Data: statements 13 - 19
The data stage involves establishing the processes and responsibilities for managing data across the AI lifecycle. This stage includes data used in experimenting, training, testing, and operating AI systems.
Data used by an AI system can be classified into development and deployment data.
Development data includes all inputs and outputs (and reference data for GenAI) used to develop the AI system. The dataset is made up of smaller datasets – train dataset, validation dataset, and test dataset.
- Train dataset – this dataset is used to train the AI system. The AI system learns patterns in the train dataset. The train dataset is the largest subset of the modelling dataset. For GenAI, the train dataset may also include reference or contextual datasets such as retrieval-augmented generation (RAG) datasets and prompt datasets
- Validation dataset – this dataset is used to evaluate the model's performance during model training. It is used to fine-tune and select the best-performing model, such as through cross validation
- Test dataset – this dataset is used to evaluate the final model's performance on previously unseen data. This dataset helps provide unbiased evaluation of model performance.
Deployment data includes AI system inputs such as live production data, user input data, configuration data, and AI system outputs such as predictions, recommendations, classifications, logs, and system health data. Deployment stage inputs are new and previously unseen by the AI system.
The performance of an AI system is dependent on robust management of data quality and the availability of data.
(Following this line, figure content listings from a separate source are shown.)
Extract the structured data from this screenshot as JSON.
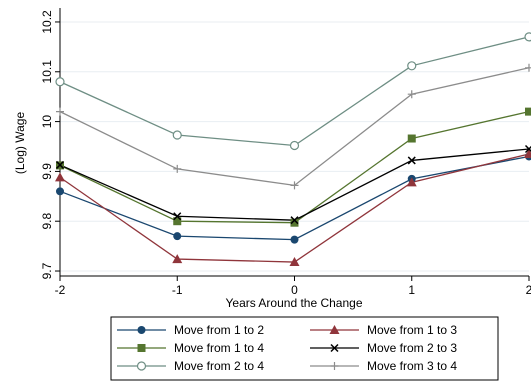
{
  "chart_data": {
    "type": "line",
    "xlabel": "Years Around the Change",
    "ylabel": "(Log) Wage",
    "x": [
      -2,
      -1,
      0,
      1,
      2
    ],
    "xlim": [
      -2,
      2
    ],
    "ylim": [
      9.69,
      10.22
    ],
    "xticks": [
      -2,
      -1,
      0,
      1,
      2
    ],
    "xtick_labels": [
      "-2",
      "-1",
      "0",
      "1",
      "2"
    ],
    "yticks": [
      9.7,
      9.8,
      9.9,
      10,
      10.1,
      10.2
    ],
    "ytick_labels": [
      "9.7",
      "9.8",
      "9.9",
      "10",
      "10.1",
      "10.2"
    ],
    "grid": true,
    "legend_position": "bottom",
    "series": [
      {
        "name": "Move from 1 to 2",
        "values": [
          9.86,
          9.77,
          9.763,
          9.885,
          9.93
        ],
        "color": "#1a476f",
        "marker": "circle"
      },
      {
        "name": "Move from 1 to 3",
        "values": [
          9.888,
          9.724,
          9.718,
          9.878,
          9.935
        ],
        "color": "#90353b",
        "marker": "triangle"
      },
      {
        "name": "Move from 1 to 4",
        "values": [
          9.912,
          9.8,
          9.797,
          9.966,
          10.02
        ],
        "color": "#55752f",
        "marker": "square"
      },
      {
        "name": "Move from 2 to 3",
        "values": [
          9.913,
          9.81,
          9.802,
          9.922,
          9.945
        ],
        "color": "#000000",
        "marker": "x"
      },
      {
        "name": "Move from 2 to 4",
        "values": [
          10.08,
          9.973,
          9.952,
          10.112,
          10.17
        ],
        "color": "#6e8e84",
        "marker": "hollow-circle"
      },
      {
        "name": "Move from 3 to 4",
        "values": [
          10.02,
          9.905,
          9.872,
          10.055,
          10.108
        ],
        "color": "#8c8c8c",
        "marker": "plus"
      }
    ]
  }
}
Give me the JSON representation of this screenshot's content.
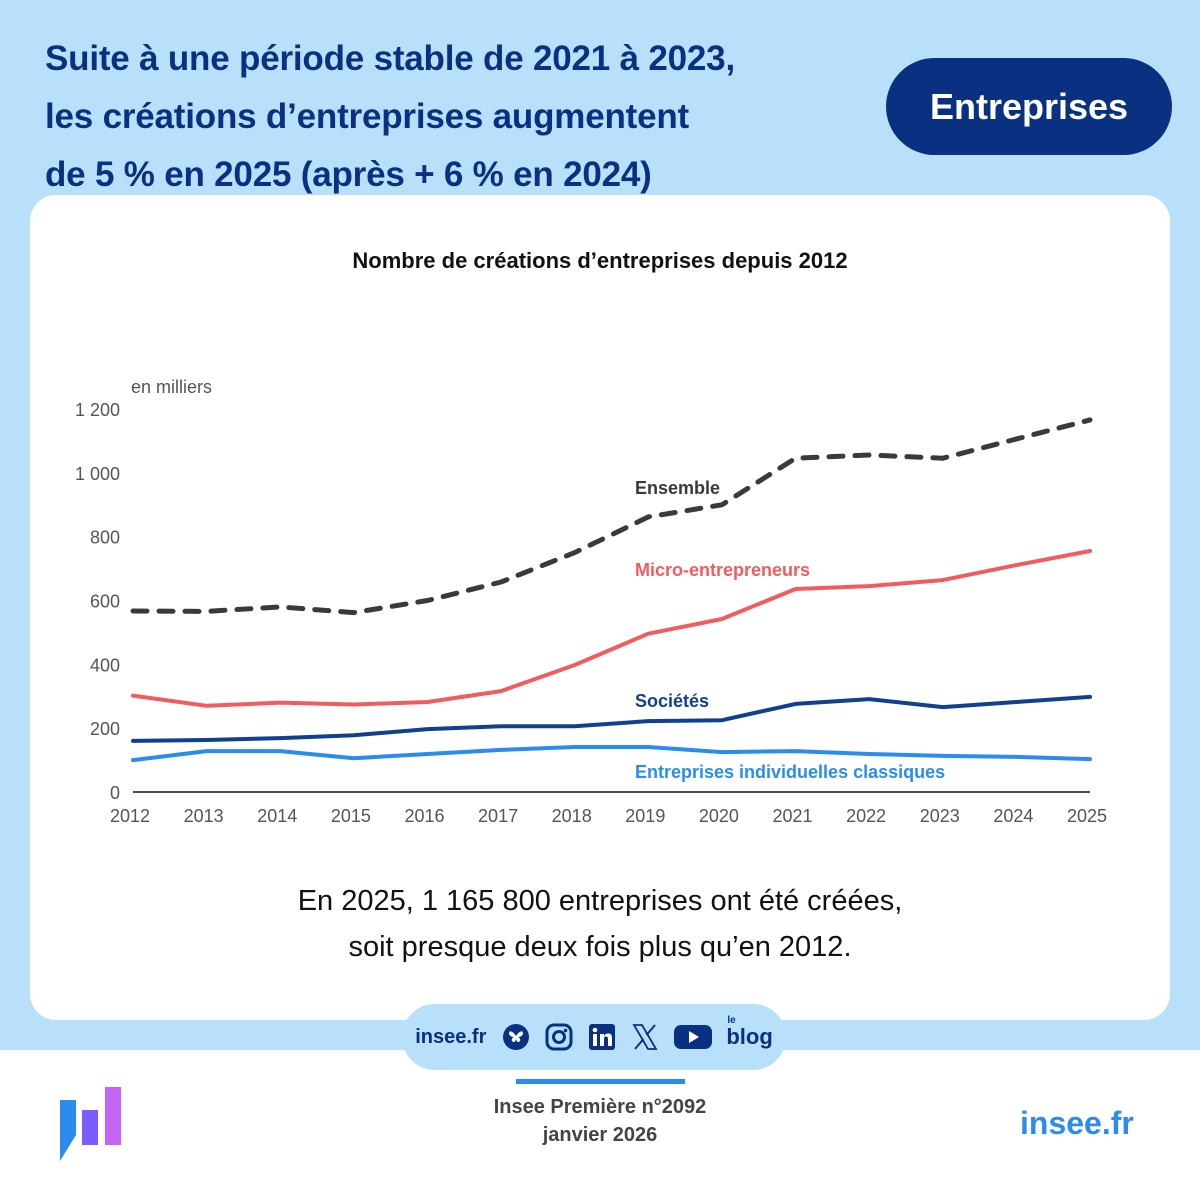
{
  "headline": {
    "line1": "Suite à une période stable de 2021 à 2023,",
    "line2": "les créations d’entreprises augmentent",
    "line3": "de 5 % en 2025 (après + 6 % en 2024)"
  },
  "badge": "Entreprises",
  "caption": {
    "line1": "En 2025, 1 165 800 entreprises ont été créées,",
    "line2": "soit presque deux fois plus qu’en 2012."
  },
  "social": {
    "site": "insee.fr",
    "icons": [
      "bluesky-icon",
      "instagram-icon",
      "linkedin-icon",
      "x-icon",
      "youtube-icon",
      "blog-icon"
    ],
    "blog_small": "le",
    "blog_label": "blog"
  },
  "footer": {
    "publication": "Insee Première n°2092",
    "date": "janvier 2026",
    "site": "insee.fr"
  },
  "colors": {
    "navy": "#0a3181",
    "light_band": "#b8e0fb",
    "accent_blue": "#2b8cf0"
  },
  "chart_data": {
    "type": "line",
    "title": "Nombre de créations d’entreprises depuis 2012",
    "ylabel": "en milliers",
    "xlabel": "",
    "ylim": [
      0,
      1200
    ],
    "yticks": [
      0,
      200,
      400,
      600,
      800,
      1000,
      1200
    ],
    "ytick_labels": [
      "0",
      "200",
      "400",
      "600",
      "800",
      "1 000",
      "1 200"
    ],
    "grid": false,
    "legend": "inline labels",
    "x": [
      "2012",
      "2013",
      "2014",
      "2015",
      "2016",
      "2017",
      "2018",
      "2019",
      "2020",
      "2021",
      "2022",
      "2023",
      "2024",
      "2025"
    ],
    "series": [
      {
        "name": "Ensemble",
        "color": "#3a3a3a",
        "dashed": true,
        "values": [
          567,
          566,
          580,
          562,
          600,
          658,
          750,
          862,
          900,
          1046,
          1056,
          1046,
          1106,
          1166
        ]
      },
      {
        "name": "Micro-entrepreneurs",
        "color": "#f25c5f",
        "dashed": false,
        "values": [
          302,
          270,
          280,
          274,
          282,
          316,
          398,
          496,
          542,
          636,
          645,
          664,
          711,
          755
        ]
      },
      {
        "name": "Sociétés",
        "color": "#10408f",
        "dashed": false,
        "values": [
          160,
          163,
          169,
          178,
          197,
          206,
          206,
          222,
          225,
          276,
          291,
          266,
          282,
          298
        ]
      },
      {
        "name": "Entreprises individuelles classiques",
        "color": "#2b8cf0",
        "dashed": false,
        "values": [
          100,
          128,
          128,
          106,
          119,
          132,
          141,
          141,
          125,
          128,
          119,
          113,
          110,
          103
        ]
      }
    ]
  }
}
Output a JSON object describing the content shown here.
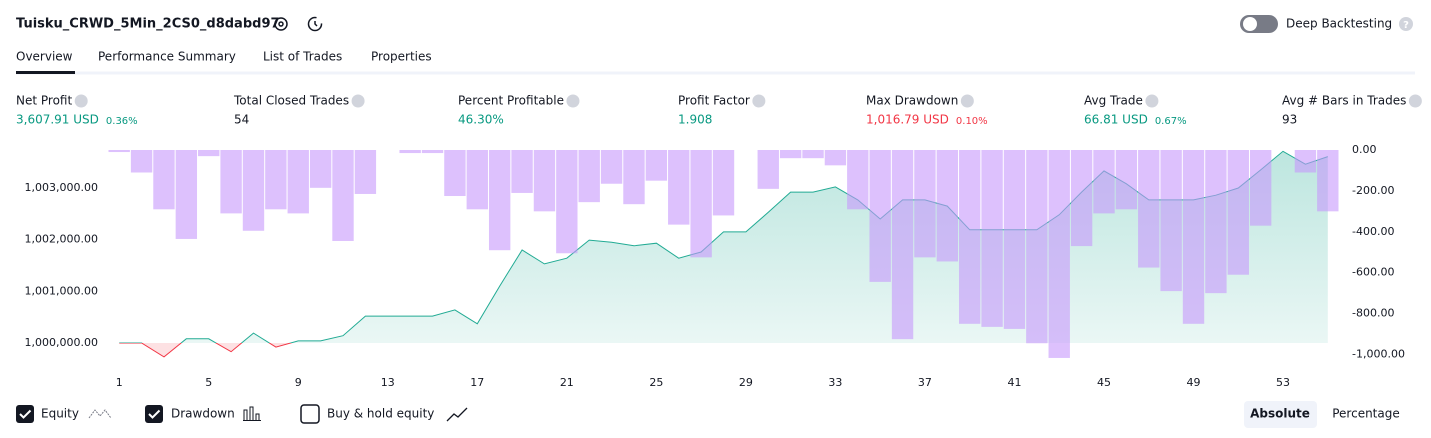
{
  "header": {
    "title": "Tuisku_CRWD_5Min_2CS0_d8dabd97",
    "toggle": "Deep Backtesting"
  },
  "tabs": [
    "Overview",
    "Performance Summary",
    "List of Trades",
    "Properties"
  ],
  "metrics": [
    {
      "label": "Net Profit",
      "value": "3,607.91 USD",
      "pct": "0.36%",
      "color": "#089981"
    },
    {
      "label": "Total Closed Trades",
      "value": "54",
      "color": "#131722"
    },
    {
      "label": "Percent Profitable",
      "value": "46.30%",
      "color": "#089981"
    },
    {
      "label": "Profit Factor",
      "value": "1.908",
      "color": "#089981"
    },
    {
      "label": "Max Drawdown",
      "value": "1,016.79 USD",
      "pct": "0.10%",
      "color": "#f23645"
    },
    {
      "label": "Avg Trade",
      "value": "66.81 USD",
      "pct": "0.67%",
      "color": "#089981"
    },
    {
      "label": "Avg # Bars in Trades",
      "value": "93",
      "color": "#131722"
    }
  ],
  "chart_data": {
    "type": "line",
    "x": [
      1,
      2,
      3,
      4,
      5,
      6,
      7,
      8,
      9,
      10,
      11,
      12,
      13,
      14,
      15,
      16,
      17,
      18,
      19,
      20,
      21,
      22,
      23,
      24,
      25,
      26,
      27,
      28,
      29,
      30,
      31,
      32,
      33,
      34,
      35,
      36,
      37,
      38,
      39,
      40,
      41,
      42,
      43,
      44,
      45,
      46,
      47,
      48,
      49,
      50,
      51,
      52,
      53,
      54,
      55
    ],
    "xlim": [
      0.5,
      55.5
    ],
    "xticks": [
      1,
      5,
      9,
      13,
      17,
      21,
      25,
      29,
      33,
      37,
      41,
      45,
      49,
      53
    ],
    "ylim": [
      999670,
      1003735
    ],
    "yticks": [
      {
        "value": 1000000,
        "label": "1,000,000.00"
      },
      {
        "value": 1001000,
        "label": "1,001,000.00"
      },
      {
        "value": 1002000,
        "label": "1,002,000.00"
      },
      {
        "value": 1003000,
        "label": "1,003,000.00"
      }
    ],
    "y2lim": [
      -1027,
      0
    ],
    "y2ticks": [
      {
        "value": 0,
        "label": "0.00"
      },
      {
        "value": -200,
        "label": "-200.00"
      },
      {
        "value": -400,
        "label": "-400.00"
      },
      {
        "value": -600,
        "label": "-600.00"
      },
      {
        "value": -800,
        "label": "-800.00"
      },
      {
        "value": -1000,
        "label": "-1,000.00"
      }
    ],
    "series": [
      {
        "name": "Equity",
        "type": "line",
        "color": "#22ab94",
        "negative_color": "#f23645",
        "values": [
          1000000,
          1000000,
          999730,
          1000080,
          1000080,
          999830,
          1000190,
          999920,
          1000040,
          1000040,
          1000140,
          1000520,
          1000520,
          1000520,
          1000520,
          1000640,
          1000370,
          1001100,
          1001800,
          1001530,
          1001640,
          1001990,
          1001950,
          1001880,
          1001930,
          1001640,
          1001760,
          1002150,
          1002150,
          1002530,
          1002920,
          1002920,
          1003020,
          1002770,
          1002400,
          1002770,
          1002770,
          1002650,
          1002190,
          1002190,
          1002190,
          1002190,
          1002480,
          1002920,
          1003330,
          1003080,
          1002770,
          1002770,
          1002770,
          1002860,
          1003000,
          1003350,
          1003710,
          1003460,
          1003608
        ]
      },
      {
        "name": "Drawdown",
        "type": "bar",
        "axis": "y2",
        "color": "#c797fb",
        "values": [
          -10,
          -110,
          -290,
          -435,
          -30,
          -310,
          -395,
          -290,
          -310,
          -185,
          -445,
          -215,
          0,
          -15,
          -15,
          -225,
          -290,
          -490,
          -210,
          -300,
          -505,
          -255,
          -165,
          -265,
          -150,
          -365,
          -525,
          -320,
          0,
          -190,
          -40,
          -40,
          -75,
          -290,
          -645,
          -925,
          -525,
          -545,
          -850,
          -865,
          -875,
          -945,
          -1017,
          -470,
          -310,
          -290,
          -575,
          -690,
          -850,
          -700,
          -610,
          -370,
          0,
          -110,
          -300
        ]
      }
    ]
  },
  "controls": {
    "buy_hold": "Buy & hold equity",
    "modes": [
      "Absolute",
      "Percentage"
    ]
  }
}
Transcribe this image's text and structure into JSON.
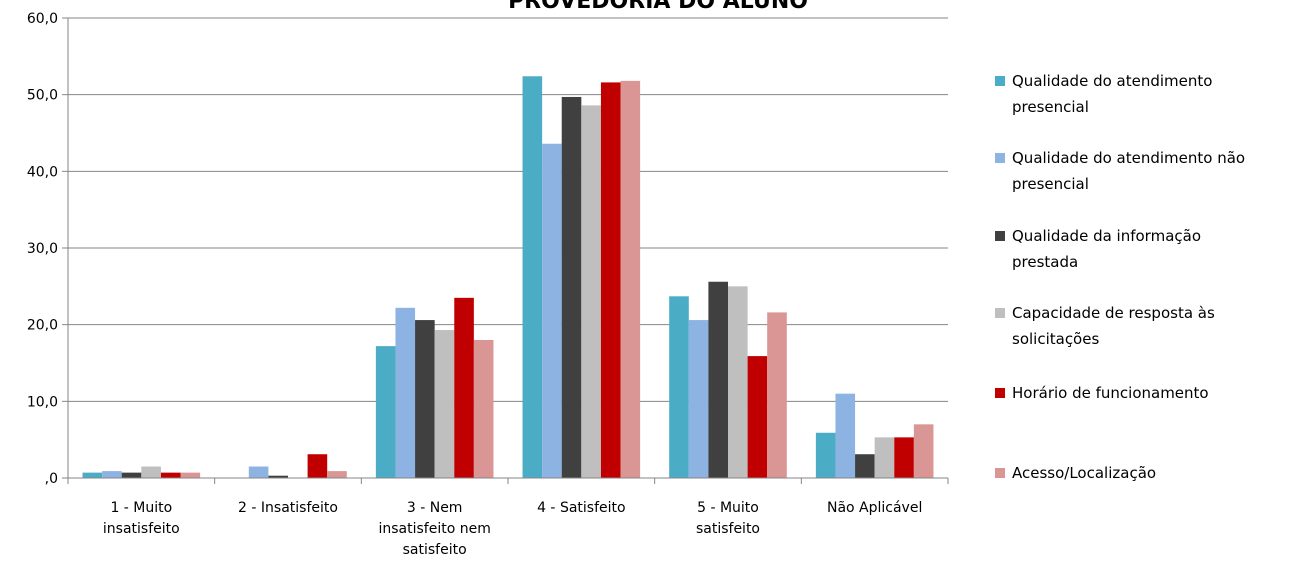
{
  "chart_data": {
    "type": "bar",
    "title": "PROVEDORIA DO ALUNO",
    "xlabel": "",
    "ylabel": "",
    "ylim": [
      0,
      60
    ],
    "ytick_labels": [
      ",0",
      "10,0",
      "20,0",
      "30,0",
      "40,0",
      "50,0",
      "60,0"
    ],
    "yticks": [
      0,
      10,
      20,
      30,
      40,
      50,
      60
    ],
    "grid": true,
    "legend_position": "right",
    "categories": [
      [
        "1 - Muito",
        "insatisfeito"
      ],
      [
        "2 - Insatisfeito"
      ],
      [
        "3 - Nem",
        "insatisfeito nem",
        "satisfeito"
      ],
      [
        "4 - Satisfeito"
      ],
      [
        "5 - Muito",
        "satisfeito"
      ],
      [
        "Não Aplicável"
      ]
    ],
    "series": [
      {
        "name": "Qualidade do atendimento presencial",
        "legend_lines": [
          "Qualidade do atendimento",
          "presencial"
        ],
        "color": "#4bacc6",
        "values": [
          0.7,
          0.0,
          17.2,
          52.4,
          23.7,
          5.9
        ]
      },
      {
        "name": "Qualidade do atendimento não presencial",
        "legend_lines": [
          "Qualidade do atendimento não",
          "presencial"
        ],
        "color": "#8db3e2",
        "values": [
          0.9,
          1.5,
          22.2,
          43.6,
          20.6,
          11.0
        ]
      },
      {
        "name": "Qualidade da informação prestada",
        "legend_lines": [
          "Qualidade da informação",
          "prestada"
        ],
        "color": "#404040",
        "values": [
          0.7,
          0.3,
          20.6,
          49.7,
          25.6,
          3.1
        ]
      },
      {
        "name": "Capacidade de resposta às solicitações",
        "legend_lines": [
          "Capacidade de resposta às",
          "solicitações"
        ],
        "color": "#bfbfbf",
        "values": [
          1.5,
          0.0,
          19.3,
          48.6,
          25.0,
          5.3
        ]
      },
      {
        "name": "Horário de funcionamento",
        "legend_lines": [
          "Horário de funcionamento"
        ],
        "color": "#c00000",
        "values": [
          0.7,
          3.1,
          23.5,
          51.6,
          15.9,
          5.3
        ]
      },
      {
        "name": "Acesso/Localização",
        "legend_lines": [
          "Acesso/Localização"
        ],
        "color": "#da9694",
        "values": [
          0.7,
          0.9,
          18.0,
          51.8,
          21.6,
          7.0
        ]
      }
    ]
  }
}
Key workstreams within this stage include:
- data orchestration – establishing central oversight of and planning the flow of data to an AI system from across datasets
- data transformation – converting and optimising data for use by the AI system
- feature engineering – methods to improve AI model training to better identify and learn patterns in the data
- data quality – measuring dimensions of a dataset associated with greater performance and reliability
- data validation – testing the consistency, accuracy, and reliability of the data to ensure it meets the requirements of the AI system
- data integration and fusion – combining data from multiple sources to synchronise the flow of data to the AI system
- data sharing – promoting reuse, reducing resources required for collection and analysis, and helping to build interoperability between systems and datasets
- model dataset establishment – using real-world production data to build, refine, and contextualise a high-quality AI model.
Notes:
Requirements for handling personal and sensitive data within AI systems are included in the Privacy Act, the Australian Privacy Principles, Privacy and Other Legislation Amendment Act 2024 and the Handling personal information guidance.
Data archival and destruction must comply with the Information management legislation.
The Framework for the Governance of Indigenous Data provides guidelines on Indigenous data sovereignty.
The Office of the Australian Information Centre (OAIC) provides Guidelines on data matching in Australian Government administration, which agencies must consider prior to data integration and fusion activities.
The Information management for records created using Artificial Intelligence (AI) technologies | naa.gov.au provides guidelines to manage data for AI.
The Data Availability and Transparency Act 2022 (DATA Scheme) requires agencies to identify data as open, shared, or closed.
The Guidelines for data transfers | Cyber.gov.au provide guidance on the processes and procedures for data transfers and transmissions.
The APS Data Ethics Use Cases provide guidance for agencies to manage and mitigate data bias.
The report on Responding to societal challenges with data | OECD provides guidance on data access, sharing, and reuse of data.